Jesus was someone who protected and defended people on the margins of society, not someone who pushed people toward those margins, Vines said.
The summer before Jeffrey Castellaw came to the University of Tennessee at Chattanooga was the best summer of his life.
It was fall 2016 and Castellaw had gone months without going to church — a routine he had been forced to keep for nearly two decades between growing up in a religious family and attending a series of private, Christian schools.
Castellaw remembers being nine years old and hearing his Sunday school teacher say that all sinners are able to turn away from and overcome their sins, except homosexuals. This was confusing and troubling for Castellaw. He did not know he was gay at the time, only that in "High School Music" he liked Zac Efron a lot more than Vanessa Hudgens.

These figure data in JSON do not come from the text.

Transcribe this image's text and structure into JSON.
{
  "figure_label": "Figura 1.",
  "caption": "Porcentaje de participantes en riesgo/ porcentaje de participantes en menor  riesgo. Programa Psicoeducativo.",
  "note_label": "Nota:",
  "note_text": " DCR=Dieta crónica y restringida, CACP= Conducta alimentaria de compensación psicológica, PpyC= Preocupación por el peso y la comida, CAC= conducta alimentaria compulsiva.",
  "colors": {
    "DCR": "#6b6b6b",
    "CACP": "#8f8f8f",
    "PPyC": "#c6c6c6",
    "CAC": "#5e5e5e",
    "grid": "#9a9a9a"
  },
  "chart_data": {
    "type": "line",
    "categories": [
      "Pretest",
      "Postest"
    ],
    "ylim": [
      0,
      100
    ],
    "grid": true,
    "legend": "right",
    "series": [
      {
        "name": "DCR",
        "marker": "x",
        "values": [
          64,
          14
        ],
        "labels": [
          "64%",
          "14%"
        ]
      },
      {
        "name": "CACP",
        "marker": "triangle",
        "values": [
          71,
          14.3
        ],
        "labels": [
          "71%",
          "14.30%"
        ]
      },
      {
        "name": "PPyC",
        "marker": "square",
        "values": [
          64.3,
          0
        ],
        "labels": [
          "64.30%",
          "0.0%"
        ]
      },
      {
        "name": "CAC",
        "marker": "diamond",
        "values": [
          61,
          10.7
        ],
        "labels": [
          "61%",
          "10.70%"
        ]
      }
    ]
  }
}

Castellaw, 22, continually heard conservative Bible interpretations denouncing homosexuality from his pastors and teachers in Western Tennessee. The teachers at his school signed contracts affirming they would not condone homosexual behavior. The messages he received made him question whether his life had value, whether he should even live, he said.
"It was really shameful growing up hearing that, especially hearing that in a pew on Sunday, then hearing it again in the classroom on Monday," Castellaw said.
Nearly a decade would pass in Castellaw's life between the Sunday school memory and when he came out. He was a junior in high school when he told his Bible teacher, someone Castellaw said he looked up to for introducing him to the book "Torn" by Justin Lee, which argues for the inclusion of homosexuals in the church. When Castellaw's parents learned of his sexuality, they viewed it as a phase in his life. They still do, Castellaw said.
The inability of the Christians he grew up with to accept his sexuality pushed Castellaw away from the faith, he said. Soon after the 2015 Supreme Court ruling on same-sex marriage, he watched on Facebook friends he had considered like family giving a standing ovation to a preacher at a local church who denounced homosexuality and same-sex weddings.
"I was seeing these people I had literally grown up with basically shame my existence," Castellaw said. "I would say that was the beginning of the end of my Christian identity. I had felt personal rejection from my family before, but I had always expected that. To see so many people who had claimed to support me was just so heartbreaking."
Castellaw said he is spiritual, with a spirituality that leans toward Christianity, but he will not identify as Christian. He loves reading Christian theology books and listening to Christian music, such has Hillsong United and the K-Love radio program. He even leads the music worship service at a church near campus during the school year.
When he thinks about music he feels drawn back to religion, he said. But he will not identify as Christian.
"It's an ongoing battle," he said. "There are times when I really want to be able to identify as Christian and I just can't. And then there are other times that the thought of identifying as a Christian just disgusts me. I really don't think I'll ever be able to fully immerse myself back in it the way I used to be, no matter how hard I want to, no matter how hard I try."